Graphs of the traffic across the JINX switch fabric are available at: Information on the consolidated traffic at JINX is publicly available while detailed traffic graphs for each individual switch port is available to ISPA members.

Membership, Fee Structure and Interconnection Policies

There are five categories of ISPA membership: Large, Medium, Small, Affiliate, and Honorary. Large, medium and small are all voting membership categories, while affiliate and honorary are special non-voting categories. In order to qualify as a large, medium or small member, a South African Electronic Communications Service (ECS) or Electronic Communications Network Service (ECNS) licence must be held, and/or the member must be in the business of providing Internet access services. These are defined as follows:

  • Internet access providers, including Virtual Internet Access Providers (IAPs), are those where a member of the public contacts the company and obtains a price for Internet access, including Internet access bundled with VoIP.
  • Server hosting companies where a member of the public can obtain a price for the hosting of a physical server (NOT a web site)
  • Internet infrastructure providers that provide equipment and on-going services critical to the operation of the Internet in South Africa

Applicants are free to determine their own membership category. The category of ISPA membership determines what level of access each member gains to ISPA’s Internet exchanges.

There is a minimum membership requirement for access to some ports. For access to 10 Gbps and 1 Gbps ports, ISPs must be ‘Large’ ISPA members. For access to 100 Mbps ports, ISPs must be either Medium or Large ISPA members. Small, Medium and Large ISPA members can all use 10 Mbps ports.

All interconnection at JINX must take place via the JINX switch fabric. This means that there may be no peer-to-peer interconnection within the JINX cage and that all traffic exchanged must be via the switch. The policy does not apply to an ISP paying the 10 Gbps port charge; this gives the ISP the right to interconnect privately. A JINX user can pay the 10 Gbps port charge to gain this benefit, but will use a lower-speed port on the switch.

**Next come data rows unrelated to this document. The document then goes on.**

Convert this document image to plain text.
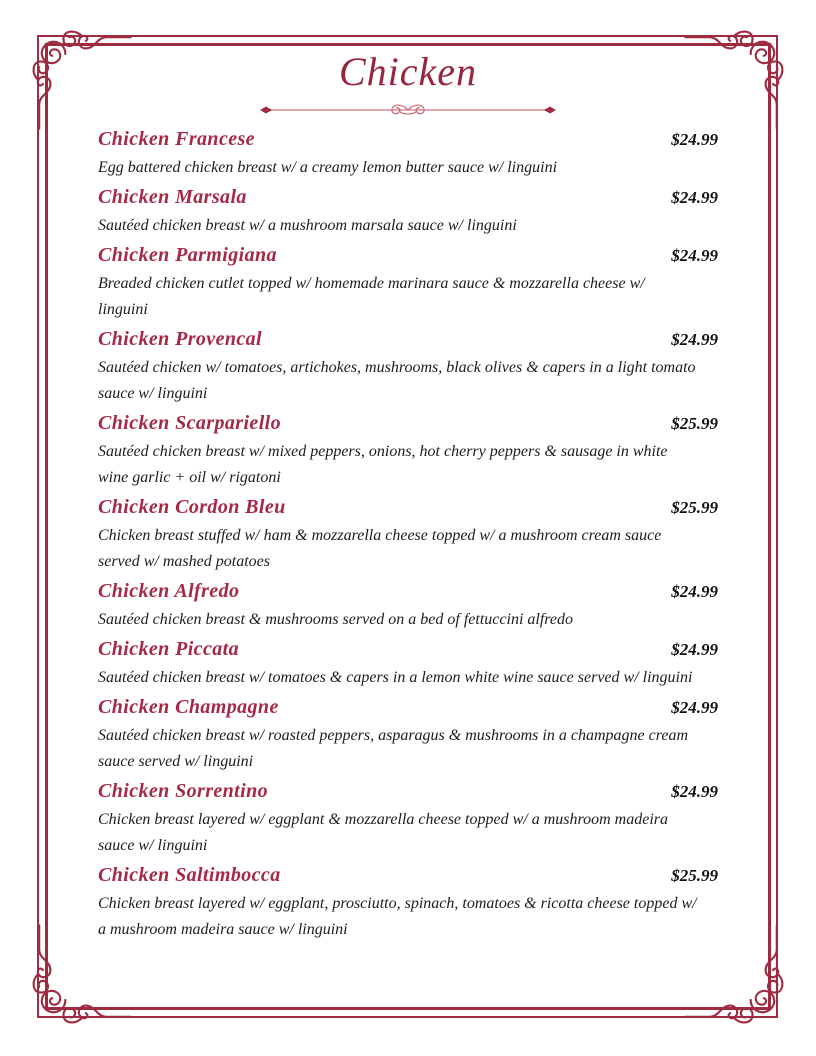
Chicken
Chicken Francese	$24.99
Egg battered chicken breast w/ a creamy lemon butter sauce w/ linguini
Chicken Marsala	$24.99
Sautéed chicken breast w/ a mushroom marsala sauce w/ linguini
Chicken Parmigiana	$24.99
Breaded chicken cutlet topped w/ homemade marinara sauce & mozzarella cheese w/ linguini
Chicken Provencal	$24.99
Sautéed chicken w/ tomatoes, artichokes, mushrooms, black olives & capers in a light tomato sauce w/ linguini
Chicken Scarpariello	$25.99
Sautéed chicken breast w/ mixed peppers, onions, hot cherry peppers & sausage in white wine garlic + oil w/ rigatoni
Chicken Cordon Bleu	$25.99
Chicken breast stuffed w/ ham & mozzarella cheese topped w/ a mushroom cream sauce served w/ mashed potatoes
Chicken Alfredo	$24.99
Sautéed chicken breast & mushrooms served on a bed of fettuccini alfredo
Chicken Piccata	$24.99
Sautéed chicken breast w/ tomatoes & capers in a lemon white wine sauce served w/ linguini
Chicken Champagne	$24.99
Sautéed chicken breast w/ roasted peppers, asparagus & mushrooms in a champagne cream sauce served w/ linguini
Chicken Sorrentino	$24.99
Chicken breast layered w/ eggplant & mozzarella cheese topped w/ a mushroom madeira sauce w/ linguini
Chicken Saltimbocca	$25.99
Chicken breast layered w/ eggplant, prosciutto, spinach, tomatoes & ricotta cheese topped w/ a mushroom madeira sauce w/ linguini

ISPA does not require JINX users to interconnect with all other JINX users. Each organisation is free to establish its own policy for interconnection. Each user of JINX must negotiate interconnection agreements with the other JINX users. Each JINX user must provide ISPA with a clear policy for interconnection with other JINX users and must notify ISPA of any changes to this policy. Members not publishing a specific interconnection policy of their own agree to exchange traffic with all other participants on a no-charge basis. JINX members may also offer transit services to other members.

Content-server hosting is not available at the exchange. ISPA's policy is not to compete with its own members that provide hosting services. While it may seem appealing to host a server at a central location, ISPA points out that there is a negligible difference in performance if the server is hosted on the network of an ISPA member with a high-speed connection to JINX.

An example of a South African ISP's interconnection policy statement is provided by the Internet access provider Storm which states that it will exchange traffic with all other participants on a no-charge basis, provided that they:

  1. Are in the business of providing Internet access to more than one organisation or group of companies with common shareholding;
  2. Act in good faith and in a cooperative manner on issues relating to the interconnection;
  3. Respect Storm’s acceptable-use policy and the generally accepted Internet etiquette;
  4. Utilise the interconnection in such a manner so as to reduce the costs of exchanging traffic between the parties and improve connectivity between the parties;
  5. Take all reasonable measures to ensure that they do not compromise the integrity or stability of Storm's network; and,
  6. Comply with the technical requirements required to facilitate the interconnection, including ensuring that sufficient bandwidth is always available on interconnection links.


NAPAfrica is a more recent entrant into the South African IXP sector, hosted by the commercial Teraco data-centre facilities, operating since 2010 in the Johannesburg and Cape Town areas as neutral, layer 2 facilities providing IPv4 and IPv6. The service is provided free with no membership or port fees. NAPAfrica promotes multi-lateral peering arrangements in which one agreement provides access to all peers without restriction and ability to provide up to 10 Mbps of fibre last mile capacity to both JINX and CINX.